Why recent layoff announcements signal the end of 'corporate stimulus'

Updated

Corporate America can't seem to lay off workers fast enough.

U.S. employers have already axed north of 100,000 jobs this year according to the latest figures from data firm Challenger, Gray & Christmas out last week. Yet the Labor Department's monthly jobs report Friday indicated hiring remains robust — with payrolls rising by more than half a million in January — leaving investors wondering what the real signal is.

But according to a new note from Savita Subramanian and the equity strategy team at Bank of America Global Research, the current moment marks, "The end of Fed, fiscal, and now corporate stimulus."

And this may offer the simplest explanation to investors for a seeming economic contradiction.

"The oft-forgotten third component of stimulus during COVID came from corporates, via employee assistance and firing freezes during COVID, which is firmly behind us," Subramanian and her team wrote in a note on Monday.

"Corporates are now in belt-tightening mode," the firm wrote. "Even after the spate of Tech layoff announcements, there is likely more to do given that tech saw 20% excess hiring over the past three years."

Subramanian's team points out that Big Tech’s hiring has largely outpaced sales growth, leaving many of the mega-cap giants that have trimmed their workforces in recent months still "bloated," even after reducing headcount.

Microsoft (MSFT), Amazon (AMZN), and Facebook parent Meta (META) have each laid off at least 10,000 workers since November, but the ratio of sales growth to headcount remains negative for each of these firms over the last three years, even after recent cuts.

“Even after the spate of Tech layoff announcements, there is likely more to do given that tech saw 20% excess hiring over the past three years,
“Even after the spate of Tech layoff announcements, there is likely more to do given that tech saw 20% excess hiring over the past three years," BofA said. (Source: BofA Global Research) (BofA Global Research)

Beyond the technology sector, other industries have employed new standards in order to cut the excesses associated with this period of corporate stimulus.

In the financial industry, for example, Goldman Sachs reinstated annual performance reviews paused during the pandemic, a strategy that had historically served to weed out laggard bankers.
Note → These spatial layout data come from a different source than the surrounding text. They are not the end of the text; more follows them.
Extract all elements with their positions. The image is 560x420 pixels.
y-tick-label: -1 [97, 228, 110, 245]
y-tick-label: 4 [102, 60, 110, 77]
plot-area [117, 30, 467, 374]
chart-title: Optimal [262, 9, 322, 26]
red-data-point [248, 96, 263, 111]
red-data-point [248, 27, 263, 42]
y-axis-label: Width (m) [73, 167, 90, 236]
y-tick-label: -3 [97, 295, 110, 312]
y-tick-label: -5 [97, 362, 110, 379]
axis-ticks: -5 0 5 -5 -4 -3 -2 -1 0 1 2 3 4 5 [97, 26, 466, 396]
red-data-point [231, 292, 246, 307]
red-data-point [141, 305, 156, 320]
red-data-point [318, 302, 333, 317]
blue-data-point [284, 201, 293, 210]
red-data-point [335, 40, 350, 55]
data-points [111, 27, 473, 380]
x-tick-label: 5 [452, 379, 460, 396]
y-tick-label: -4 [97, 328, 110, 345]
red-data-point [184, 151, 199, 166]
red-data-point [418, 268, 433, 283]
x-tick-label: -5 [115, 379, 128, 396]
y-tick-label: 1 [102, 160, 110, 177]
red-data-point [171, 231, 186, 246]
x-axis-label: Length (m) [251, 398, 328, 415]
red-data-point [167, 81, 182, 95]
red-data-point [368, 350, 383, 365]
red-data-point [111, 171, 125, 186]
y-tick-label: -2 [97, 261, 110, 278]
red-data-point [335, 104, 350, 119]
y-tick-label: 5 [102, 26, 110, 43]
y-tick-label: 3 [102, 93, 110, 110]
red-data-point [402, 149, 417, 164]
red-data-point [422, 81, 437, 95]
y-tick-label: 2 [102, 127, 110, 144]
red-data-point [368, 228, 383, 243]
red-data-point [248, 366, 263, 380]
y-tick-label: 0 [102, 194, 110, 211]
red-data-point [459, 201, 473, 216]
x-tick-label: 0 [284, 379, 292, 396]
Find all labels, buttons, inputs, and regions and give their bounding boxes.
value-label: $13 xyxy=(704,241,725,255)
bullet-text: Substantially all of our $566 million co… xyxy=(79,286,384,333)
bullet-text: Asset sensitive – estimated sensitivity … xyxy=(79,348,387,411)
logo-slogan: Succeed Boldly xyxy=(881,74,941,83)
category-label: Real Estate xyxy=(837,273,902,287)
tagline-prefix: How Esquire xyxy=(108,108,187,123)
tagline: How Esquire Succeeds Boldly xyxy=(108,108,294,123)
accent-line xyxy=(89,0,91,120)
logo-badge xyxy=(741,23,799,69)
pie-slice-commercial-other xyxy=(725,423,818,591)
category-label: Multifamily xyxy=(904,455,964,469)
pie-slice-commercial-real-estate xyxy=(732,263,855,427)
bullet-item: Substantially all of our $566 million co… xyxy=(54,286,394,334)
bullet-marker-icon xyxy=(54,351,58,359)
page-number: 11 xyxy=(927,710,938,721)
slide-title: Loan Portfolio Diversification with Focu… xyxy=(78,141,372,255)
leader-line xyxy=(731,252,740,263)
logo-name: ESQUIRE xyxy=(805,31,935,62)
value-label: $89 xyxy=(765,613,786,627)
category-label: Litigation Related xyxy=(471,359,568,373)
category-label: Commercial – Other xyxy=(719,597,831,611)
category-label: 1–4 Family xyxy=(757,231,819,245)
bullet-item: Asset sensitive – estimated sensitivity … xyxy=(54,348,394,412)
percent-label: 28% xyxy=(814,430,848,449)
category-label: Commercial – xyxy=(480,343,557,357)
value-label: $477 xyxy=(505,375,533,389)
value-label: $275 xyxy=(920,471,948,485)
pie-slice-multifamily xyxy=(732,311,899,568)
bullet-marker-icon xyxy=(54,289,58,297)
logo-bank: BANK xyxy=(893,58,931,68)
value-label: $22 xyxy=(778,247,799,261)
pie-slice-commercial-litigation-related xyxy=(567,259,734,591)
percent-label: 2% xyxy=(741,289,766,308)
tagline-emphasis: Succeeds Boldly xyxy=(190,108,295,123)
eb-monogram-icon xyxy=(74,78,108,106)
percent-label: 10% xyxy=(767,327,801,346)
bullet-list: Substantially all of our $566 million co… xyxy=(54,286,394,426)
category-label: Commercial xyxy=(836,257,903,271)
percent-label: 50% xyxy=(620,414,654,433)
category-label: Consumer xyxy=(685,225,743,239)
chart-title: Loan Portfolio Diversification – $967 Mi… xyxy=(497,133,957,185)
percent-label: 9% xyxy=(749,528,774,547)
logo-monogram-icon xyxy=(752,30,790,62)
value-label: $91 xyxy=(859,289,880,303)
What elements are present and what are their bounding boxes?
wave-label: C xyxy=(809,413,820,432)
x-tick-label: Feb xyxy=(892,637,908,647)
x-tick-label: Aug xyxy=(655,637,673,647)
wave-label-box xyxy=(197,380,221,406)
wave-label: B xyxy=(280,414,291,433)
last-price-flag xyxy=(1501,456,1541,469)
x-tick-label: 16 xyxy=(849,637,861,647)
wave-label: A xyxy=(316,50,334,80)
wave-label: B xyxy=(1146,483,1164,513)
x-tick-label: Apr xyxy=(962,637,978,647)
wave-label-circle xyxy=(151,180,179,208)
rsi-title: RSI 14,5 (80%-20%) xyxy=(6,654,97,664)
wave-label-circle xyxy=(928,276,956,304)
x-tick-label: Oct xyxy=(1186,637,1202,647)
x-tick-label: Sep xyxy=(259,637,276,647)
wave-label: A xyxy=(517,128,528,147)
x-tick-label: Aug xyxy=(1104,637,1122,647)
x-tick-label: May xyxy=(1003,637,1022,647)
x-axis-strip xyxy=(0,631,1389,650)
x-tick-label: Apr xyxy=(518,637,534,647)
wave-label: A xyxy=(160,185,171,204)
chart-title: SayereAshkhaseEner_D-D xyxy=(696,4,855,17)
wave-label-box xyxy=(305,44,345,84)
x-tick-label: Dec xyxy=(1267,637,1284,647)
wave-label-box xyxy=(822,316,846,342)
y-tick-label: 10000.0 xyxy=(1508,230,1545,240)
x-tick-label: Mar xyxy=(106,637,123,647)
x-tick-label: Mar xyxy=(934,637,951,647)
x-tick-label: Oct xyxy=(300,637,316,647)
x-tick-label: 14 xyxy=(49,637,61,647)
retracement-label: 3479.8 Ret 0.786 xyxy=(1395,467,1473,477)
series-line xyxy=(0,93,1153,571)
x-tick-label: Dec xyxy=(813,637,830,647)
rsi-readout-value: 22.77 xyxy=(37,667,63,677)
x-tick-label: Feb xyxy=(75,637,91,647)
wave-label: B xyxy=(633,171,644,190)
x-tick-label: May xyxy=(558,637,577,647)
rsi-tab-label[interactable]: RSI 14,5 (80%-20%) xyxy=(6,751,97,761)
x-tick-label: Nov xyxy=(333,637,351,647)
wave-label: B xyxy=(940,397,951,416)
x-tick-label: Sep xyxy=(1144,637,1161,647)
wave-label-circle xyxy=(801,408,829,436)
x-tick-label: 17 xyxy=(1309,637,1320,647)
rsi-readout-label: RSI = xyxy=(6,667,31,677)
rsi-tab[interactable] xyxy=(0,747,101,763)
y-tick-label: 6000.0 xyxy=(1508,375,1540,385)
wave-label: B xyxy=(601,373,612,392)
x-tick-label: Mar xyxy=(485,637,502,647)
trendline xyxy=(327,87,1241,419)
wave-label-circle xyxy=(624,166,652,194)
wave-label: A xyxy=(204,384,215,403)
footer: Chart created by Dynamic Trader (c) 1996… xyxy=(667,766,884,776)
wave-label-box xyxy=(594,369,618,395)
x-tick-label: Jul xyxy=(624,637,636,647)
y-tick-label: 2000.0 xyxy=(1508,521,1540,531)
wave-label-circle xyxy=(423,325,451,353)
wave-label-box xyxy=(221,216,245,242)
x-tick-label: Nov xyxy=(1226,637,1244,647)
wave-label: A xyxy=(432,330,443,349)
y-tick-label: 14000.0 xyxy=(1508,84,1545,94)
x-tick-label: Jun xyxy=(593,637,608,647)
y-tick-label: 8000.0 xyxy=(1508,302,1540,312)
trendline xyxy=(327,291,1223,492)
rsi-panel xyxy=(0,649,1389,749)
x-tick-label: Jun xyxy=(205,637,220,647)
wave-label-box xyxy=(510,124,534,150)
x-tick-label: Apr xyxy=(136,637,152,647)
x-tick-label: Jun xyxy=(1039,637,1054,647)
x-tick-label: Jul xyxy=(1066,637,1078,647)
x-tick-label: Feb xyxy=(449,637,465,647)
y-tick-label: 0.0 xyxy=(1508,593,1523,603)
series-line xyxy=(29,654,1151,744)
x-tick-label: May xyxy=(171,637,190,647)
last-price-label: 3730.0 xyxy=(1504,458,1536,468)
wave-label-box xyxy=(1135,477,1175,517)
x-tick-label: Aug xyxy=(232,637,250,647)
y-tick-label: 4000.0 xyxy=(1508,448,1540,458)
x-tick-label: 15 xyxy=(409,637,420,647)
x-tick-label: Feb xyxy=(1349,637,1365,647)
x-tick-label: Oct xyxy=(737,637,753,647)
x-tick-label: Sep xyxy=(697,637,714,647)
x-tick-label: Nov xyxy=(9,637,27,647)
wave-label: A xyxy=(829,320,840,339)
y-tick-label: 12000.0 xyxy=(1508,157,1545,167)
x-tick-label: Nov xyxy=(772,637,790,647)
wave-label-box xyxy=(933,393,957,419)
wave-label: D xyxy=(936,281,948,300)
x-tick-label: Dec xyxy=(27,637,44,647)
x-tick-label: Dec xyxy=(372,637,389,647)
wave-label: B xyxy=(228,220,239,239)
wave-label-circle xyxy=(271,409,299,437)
The firm later slowed hiring before eventually laying off 6% of its workforce last month.

Despite these moves, Goldman's latest quarterly filing still showed the company allotted more for expenses — specifically for compensation costs — indicating further cuts to its workforce may be necessary.

In a separate report out Monday, the economics team at Goldman Sachs indicated there are three characteristics shared by the big name companies that have recently announced large numbers of layoffs: many are in the technology sector, many hired aggressively during the pandemic — with headcount growing an average 41% — and many have seen more sizable declines in their stock prices, which have fallen an average 43% from their peaks.

A person walks past Microsoft signage at the headquarters in Redmond, Washington, U.S., January 18, 2023. REUTERS/Matt Mills McKnight
A person walks past Microsoft signage at the headquarters in Redmond, Washington, U.S., January 18, 2023. REUTERS/Matt Mills McKnight (Matt McKnight / reuters)

"These characteristics suggest that the companies conducting layoffs are not representative of the broader economy and that many of the recent layoff announcements do not necessarily signal a weaker demand picture that might have wider implications," Goldman’s chief economist Jan Hiatzus and his team said in the note.

"Consistent with this, our more representative real-time estimate of the layoff rate has increased recently but only back to its pre-pandemic rate, which was low by historical standards."